Flow Cytometry Analysis of the Reactive Oxygen Species in Immature Granulocytes in Septic Patient (SEPSIROS)

Sepsis is life-threatening organ dysfunction caused by a dysregulated host response to infection. The immune system is activated by both pathogen-associated and host-derived molecular patterns. A strong response of neutrophils is engaged and both innate and adaptive immune system homeostasis are strongly affected. Neutrophils are able to produce high concentrations of inducible reactive oxygen species (ROS), leading to an oxidative stress. ROS can be released extracellularly at the site of infection or intracellularly in the phagolysosome. At early phase of sepsis, immature granulocytes are present in the bloodstream and could help to predict sepsis deterioration. However, it has also been shown that they are less efficient than mature granulocytes in ROS production and phagocytosis.
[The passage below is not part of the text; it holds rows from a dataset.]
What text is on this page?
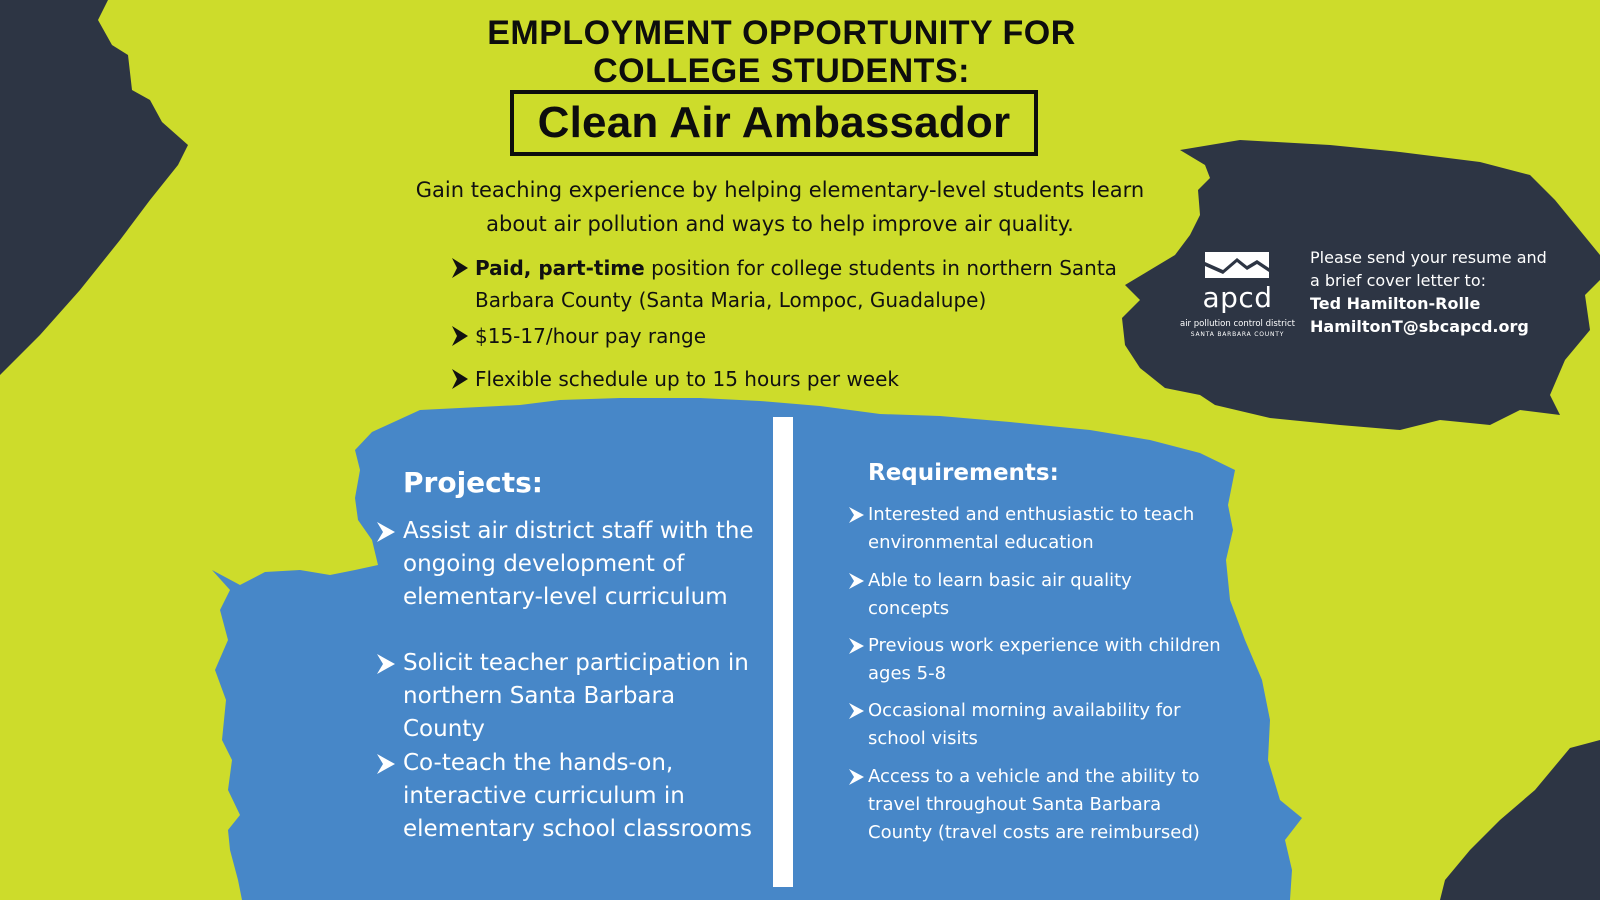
EMPLOYMENT OPPORTUNITY FOR
COLLEGE STUDENTS:
Clean Air Ambassador
Gain teaching experience by helping elementary-level students learn
about air pollution and ways to help improve air quality.
Paid, part-time position for college students in northern Santa
Barbara County (Santa Maria, Lompoc, Guadalupe)
$15-17/hour pay range
Flexible schedule up to 15 hours per week
apcd
air pollution control district
SANTA BARBARA COUNTY
Please send your resume and
a brief cover letter to:
Ted Hamilton-Rolle
HamiltonT@sbcapcd.org
Projects:
Assist air district staff with the
ongoing development of
elementary-level curriculum
Solicit teacher participation in
northern Santa Barbara County
Co-teach the hands-on,
interactive curriculum in
elementary school classrooms
Requirements:
Interested and enthusiastic to teach
environmental education
Able to learn basic air quality
concepts
Previous work experience with children
ages 5-8
Occasional morning availability for
school visits
Access to a vehicle and the ability to
travel throughout Santa Barbara
County (travel costs are reimbursed)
ROS are potent stressors for bacteria and can directly or indirectly damage DNA. Bacteria can protect against DNA damage through the SOS response, which is a coordinated cellular response regulated by a repressor, LexA, and a sensor/activator, RecA. The bacterial SOS response is involved in acquisition of resistances to antibiotics through increasing frequencies of spontaneous mutations or increasing the expression of resistance and adaptation genes. The hypothesis that the low-level production of ROS by immature granulocytes in the early steps of sepsis could be beneficial for both the host, as a high level of ROS induce organ damage and dysfunction, and the pathogen, as low concentrations of ROS would be able to induce the SOS response allowing bacteria to enhance an adaptive response. The main objective it is to evaluate the level of ROS produced by the immature granulocytes in septic patient. Then, it will be assess if it could promote antibiotic resistance expression via SOS-induced integron gene cassette rearrangements.